Мать Кати как узнала о том, что свадьба через неделю, переполошились. Ведь платье не готово, Витя не одет, гости не оповещены, комната не обставлена! Однако делать нечего – благословение. Засуетились. С костюмом другу помог Максим – у него договор с модельным агентством и ателье, что шьют для спортсменов, там подобрали ему чёрную троечку. Кате тоже нашли платье, так как шить уже времени не оставалось.
По вечерам договорились по домам читать акафист Божьей Матери «Неупиваемая чаша». Витя отлично помнил, что бесы в его последнюю ломку не исчезли, а попрятались по углам, выжидают. Ему без молитвы нельзя! Скорей всего, теперь всю жизнь нельзя. Катя дала лампадку. Он затеплил, положил акафист и Евангелие, неторопливо покрестился. Читал медленно, останавливался, пил воду, опять читал. Каждая песня – мука возвращения к жизни. Ему плохо каждый день, внутри жжёт и крутит, акафист читается тяжело: голову давит, руки дрожат, Витька держится не силой воли и не упрямством, а тем, что его Бог за шкирку тащит. После акафиста – Евангелие и молитва за Мойшу, за Риту. И – тишина. И – сон: «Господи, пощади меня ради Кати».
Рита вернулась через пять дней опухшая и с синяком под глазом. Долго всхлипывала, ругалась, но стала мыть полы, ухаживать за Мойшей.
На венчание собрались родные и прихожане храма, которые переживали за Витеньку – многие плакали во время таинства. Невеста тоненькая, с огромными глазами и трогательным изгибом губ казалась рядом с женихом совсем девочкой, нежной и робкой. Бусы из белого жемчуга и алый румянец волнения придавали ей неповторимое очарование и сияли единственным украшением. Витя, наоборот, так переживал, что несмотря на склонность к красноте стоял бледный.

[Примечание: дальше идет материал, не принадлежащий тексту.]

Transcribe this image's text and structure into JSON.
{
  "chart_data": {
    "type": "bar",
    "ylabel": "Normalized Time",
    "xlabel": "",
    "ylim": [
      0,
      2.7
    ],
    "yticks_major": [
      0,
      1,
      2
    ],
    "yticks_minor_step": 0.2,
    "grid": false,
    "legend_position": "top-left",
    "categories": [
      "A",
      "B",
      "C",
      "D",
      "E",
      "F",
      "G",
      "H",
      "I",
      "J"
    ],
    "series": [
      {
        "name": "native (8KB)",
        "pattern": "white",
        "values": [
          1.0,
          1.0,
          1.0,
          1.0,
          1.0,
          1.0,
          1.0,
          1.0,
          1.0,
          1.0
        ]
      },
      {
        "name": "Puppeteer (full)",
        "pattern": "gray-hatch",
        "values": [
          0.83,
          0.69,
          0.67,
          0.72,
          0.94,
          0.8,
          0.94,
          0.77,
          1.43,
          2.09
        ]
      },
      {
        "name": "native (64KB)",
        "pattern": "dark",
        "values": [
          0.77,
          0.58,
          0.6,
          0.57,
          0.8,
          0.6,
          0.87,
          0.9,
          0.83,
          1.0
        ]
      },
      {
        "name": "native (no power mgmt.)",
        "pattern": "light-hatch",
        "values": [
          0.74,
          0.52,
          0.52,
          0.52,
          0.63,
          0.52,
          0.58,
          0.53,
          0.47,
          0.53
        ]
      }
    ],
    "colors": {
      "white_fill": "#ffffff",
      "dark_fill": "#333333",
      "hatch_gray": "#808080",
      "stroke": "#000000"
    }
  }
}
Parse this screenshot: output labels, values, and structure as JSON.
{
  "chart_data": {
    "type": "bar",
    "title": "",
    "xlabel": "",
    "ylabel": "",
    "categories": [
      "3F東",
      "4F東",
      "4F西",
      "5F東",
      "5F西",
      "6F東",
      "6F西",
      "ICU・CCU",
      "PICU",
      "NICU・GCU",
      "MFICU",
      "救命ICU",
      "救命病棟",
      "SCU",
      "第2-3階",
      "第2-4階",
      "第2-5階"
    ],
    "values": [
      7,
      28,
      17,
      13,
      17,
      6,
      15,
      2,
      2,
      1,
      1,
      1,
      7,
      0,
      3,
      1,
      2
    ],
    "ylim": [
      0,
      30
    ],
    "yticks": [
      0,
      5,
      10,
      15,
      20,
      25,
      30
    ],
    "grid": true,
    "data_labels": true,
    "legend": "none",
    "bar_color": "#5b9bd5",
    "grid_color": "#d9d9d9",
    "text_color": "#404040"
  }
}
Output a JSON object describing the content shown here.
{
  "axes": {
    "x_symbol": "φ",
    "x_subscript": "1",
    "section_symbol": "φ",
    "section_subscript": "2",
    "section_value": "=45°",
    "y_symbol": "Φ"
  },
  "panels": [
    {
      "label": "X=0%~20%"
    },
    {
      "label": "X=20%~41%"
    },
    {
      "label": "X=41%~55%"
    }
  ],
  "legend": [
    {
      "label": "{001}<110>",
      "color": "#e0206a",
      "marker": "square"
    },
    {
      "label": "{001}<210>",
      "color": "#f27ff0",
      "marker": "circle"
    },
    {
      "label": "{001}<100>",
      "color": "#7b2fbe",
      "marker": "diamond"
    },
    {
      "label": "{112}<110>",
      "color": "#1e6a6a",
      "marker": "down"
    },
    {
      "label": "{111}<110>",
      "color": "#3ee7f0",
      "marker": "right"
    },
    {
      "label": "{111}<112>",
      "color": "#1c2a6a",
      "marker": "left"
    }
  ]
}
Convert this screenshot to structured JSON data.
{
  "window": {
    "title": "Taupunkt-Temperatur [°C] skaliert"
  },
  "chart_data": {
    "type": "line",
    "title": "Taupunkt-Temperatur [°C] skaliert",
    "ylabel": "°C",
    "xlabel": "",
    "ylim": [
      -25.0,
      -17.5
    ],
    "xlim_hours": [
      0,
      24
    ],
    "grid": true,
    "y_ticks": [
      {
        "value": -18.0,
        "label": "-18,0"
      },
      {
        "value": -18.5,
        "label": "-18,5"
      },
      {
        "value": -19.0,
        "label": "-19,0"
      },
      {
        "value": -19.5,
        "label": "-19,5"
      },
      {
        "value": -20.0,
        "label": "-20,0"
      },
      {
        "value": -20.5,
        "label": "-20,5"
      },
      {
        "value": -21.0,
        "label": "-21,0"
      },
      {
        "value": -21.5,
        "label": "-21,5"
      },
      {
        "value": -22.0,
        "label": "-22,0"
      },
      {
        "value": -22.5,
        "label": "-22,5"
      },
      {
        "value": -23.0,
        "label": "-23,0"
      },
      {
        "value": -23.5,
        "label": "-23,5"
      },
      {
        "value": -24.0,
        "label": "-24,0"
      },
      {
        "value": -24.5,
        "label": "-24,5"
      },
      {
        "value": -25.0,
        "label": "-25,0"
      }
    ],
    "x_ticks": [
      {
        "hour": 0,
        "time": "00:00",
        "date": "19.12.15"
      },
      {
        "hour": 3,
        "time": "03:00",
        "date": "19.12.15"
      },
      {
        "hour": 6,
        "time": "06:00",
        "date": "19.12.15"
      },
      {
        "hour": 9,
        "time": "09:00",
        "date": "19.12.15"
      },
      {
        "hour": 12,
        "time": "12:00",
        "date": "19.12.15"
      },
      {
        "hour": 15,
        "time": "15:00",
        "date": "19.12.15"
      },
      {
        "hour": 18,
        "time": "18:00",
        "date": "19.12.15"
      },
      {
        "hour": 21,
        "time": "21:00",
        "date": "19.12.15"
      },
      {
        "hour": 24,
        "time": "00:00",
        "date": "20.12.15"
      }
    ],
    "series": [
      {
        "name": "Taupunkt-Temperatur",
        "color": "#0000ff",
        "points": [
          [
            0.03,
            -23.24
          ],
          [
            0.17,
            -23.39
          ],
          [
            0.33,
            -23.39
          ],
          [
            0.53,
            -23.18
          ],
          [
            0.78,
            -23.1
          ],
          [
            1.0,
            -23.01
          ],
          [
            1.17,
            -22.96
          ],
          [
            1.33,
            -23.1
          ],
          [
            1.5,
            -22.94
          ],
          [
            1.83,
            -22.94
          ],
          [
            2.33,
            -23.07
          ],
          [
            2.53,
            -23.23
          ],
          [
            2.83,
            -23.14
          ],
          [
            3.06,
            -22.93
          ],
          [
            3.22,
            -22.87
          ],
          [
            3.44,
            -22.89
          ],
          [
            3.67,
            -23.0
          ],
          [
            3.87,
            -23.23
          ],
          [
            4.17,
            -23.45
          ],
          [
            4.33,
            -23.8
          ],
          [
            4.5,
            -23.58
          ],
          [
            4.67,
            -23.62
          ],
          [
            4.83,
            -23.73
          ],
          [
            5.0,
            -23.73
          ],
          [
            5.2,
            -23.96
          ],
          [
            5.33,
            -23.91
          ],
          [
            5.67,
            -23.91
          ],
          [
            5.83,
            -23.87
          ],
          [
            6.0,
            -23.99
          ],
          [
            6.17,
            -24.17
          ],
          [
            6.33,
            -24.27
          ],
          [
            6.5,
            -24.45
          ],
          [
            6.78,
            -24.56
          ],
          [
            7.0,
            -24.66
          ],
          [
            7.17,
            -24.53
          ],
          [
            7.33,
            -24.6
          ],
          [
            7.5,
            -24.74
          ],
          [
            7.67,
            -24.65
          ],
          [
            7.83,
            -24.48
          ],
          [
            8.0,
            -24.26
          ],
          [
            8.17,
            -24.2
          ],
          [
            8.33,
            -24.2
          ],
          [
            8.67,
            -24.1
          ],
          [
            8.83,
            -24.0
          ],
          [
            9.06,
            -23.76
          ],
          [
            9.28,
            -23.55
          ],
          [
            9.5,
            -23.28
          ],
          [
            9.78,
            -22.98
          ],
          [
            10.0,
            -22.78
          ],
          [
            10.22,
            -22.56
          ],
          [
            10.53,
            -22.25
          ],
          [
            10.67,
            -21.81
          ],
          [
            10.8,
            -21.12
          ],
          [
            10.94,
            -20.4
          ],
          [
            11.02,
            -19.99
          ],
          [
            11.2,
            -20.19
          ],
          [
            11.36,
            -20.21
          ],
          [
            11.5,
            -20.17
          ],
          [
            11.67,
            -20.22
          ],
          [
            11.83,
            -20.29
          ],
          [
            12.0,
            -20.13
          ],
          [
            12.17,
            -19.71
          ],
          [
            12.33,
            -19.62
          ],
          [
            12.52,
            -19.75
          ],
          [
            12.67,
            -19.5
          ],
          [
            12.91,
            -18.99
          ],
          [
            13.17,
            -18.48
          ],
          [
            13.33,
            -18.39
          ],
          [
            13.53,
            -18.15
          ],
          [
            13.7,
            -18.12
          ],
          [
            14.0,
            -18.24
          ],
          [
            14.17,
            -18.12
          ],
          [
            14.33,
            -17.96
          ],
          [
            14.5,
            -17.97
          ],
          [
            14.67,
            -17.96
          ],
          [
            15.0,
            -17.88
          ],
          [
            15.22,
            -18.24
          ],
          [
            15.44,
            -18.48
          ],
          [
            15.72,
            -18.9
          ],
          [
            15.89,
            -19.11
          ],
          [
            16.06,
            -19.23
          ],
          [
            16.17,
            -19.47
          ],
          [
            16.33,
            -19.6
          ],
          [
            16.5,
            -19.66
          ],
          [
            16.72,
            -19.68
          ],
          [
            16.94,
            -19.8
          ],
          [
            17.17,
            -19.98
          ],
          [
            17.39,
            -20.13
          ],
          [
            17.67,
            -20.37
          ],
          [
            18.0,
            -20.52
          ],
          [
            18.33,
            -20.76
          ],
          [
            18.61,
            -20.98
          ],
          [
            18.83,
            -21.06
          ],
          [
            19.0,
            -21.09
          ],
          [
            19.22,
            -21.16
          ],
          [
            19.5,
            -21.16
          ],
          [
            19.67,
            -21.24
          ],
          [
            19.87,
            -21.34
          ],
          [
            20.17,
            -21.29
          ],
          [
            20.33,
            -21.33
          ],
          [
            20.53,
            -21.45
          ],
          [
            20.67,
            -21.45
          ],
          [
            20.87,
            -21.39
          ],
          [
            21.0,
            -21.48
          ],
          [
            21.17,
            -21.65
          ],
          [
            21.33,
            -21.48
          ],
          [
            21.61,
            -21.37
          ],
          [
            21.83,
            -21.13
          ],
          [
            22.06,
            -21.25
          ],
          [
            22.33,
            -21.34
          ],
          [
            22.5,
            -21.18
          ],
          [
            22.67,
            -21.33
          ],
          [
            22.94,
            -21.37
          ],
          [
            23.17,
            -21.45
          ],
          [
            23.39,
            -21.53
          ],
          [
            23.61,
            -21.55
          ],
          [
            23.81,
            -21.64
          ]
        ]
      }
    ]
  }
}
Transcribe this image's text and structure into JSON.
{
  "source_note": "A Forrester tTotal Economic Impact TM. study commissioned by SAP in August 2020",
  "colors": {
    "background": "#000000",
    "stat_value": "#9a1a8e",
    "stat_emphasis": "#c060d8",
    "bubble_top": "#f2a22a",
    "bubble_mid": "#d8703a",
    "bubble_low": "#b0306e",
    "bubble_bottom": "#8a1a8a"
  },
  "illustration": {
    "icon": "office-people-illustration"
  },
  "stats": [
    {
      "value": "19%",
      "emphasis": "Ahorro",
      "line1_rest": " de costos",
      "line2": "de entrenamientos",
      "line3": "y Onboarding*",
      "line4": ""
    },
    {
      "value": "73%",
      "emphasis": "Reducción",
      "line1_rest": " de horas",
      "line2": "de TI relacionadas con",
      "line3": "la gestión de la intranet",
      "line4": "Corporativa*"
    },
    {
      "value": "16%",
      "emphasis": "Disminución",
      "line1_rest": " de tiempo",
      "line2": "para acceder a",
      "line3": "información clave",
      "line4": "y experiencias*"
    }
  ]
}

Строгий костюм и бабочка очень шли ему, и уже трудно было угадать в этом крупном видном мужчине запойного алкоголика со стажем, и прихожанки не зря любовались «своим».
После поздравлений и фотографий поехали на Большую Журавлиху к родителям – там уже накрыли столы – гостей ждали. Собрались родственники и две Катины подружки. С некоторыми гостями Витя виделся и впервые. Катя знакомила:
– Это Степан. Ему двадцать три, студент пединститута, он не похож ни на мать, ни на отца, говорят – на деда по материнской линии. Юноша умный и молчаливый, а скорее, просто скромный. Дима, второй наследник дедовского особняка в Прудово, его жена Виола и их двухлетний сын. Я много рассказывала тебе про подругу, вышедшую замуж за брата, это Виола. Дима почти твой ровесник, он компаньон отца. А Виола младше меня, но выглядит взрослее. У них удачный брак, впрочем, по любви. Макса, его жену Алёну, их сына и Машу ты уже хорошо знаешь.
Приехал ещё Андрей, заведующий той больницы, где работал жених. Андрей привёз своих детей: шестнадцатилетнего сына и четырнадцатилетнюю дочь. Подростки казались странными. Мальчишка явно наркоманил – у Вити глаз намётанный. Дочка не по возрасту накрашенная. Но их отец понимал назревшие проблемы и, отдав дань семейной традиции, часа через полтора откланялся и уехал со своими отпрысками. Застолье прошло мирно и трезво, все вместе собирались нечасто, свадьбы тоже были редки – всего третья. Андрей женился без благословения, тайком.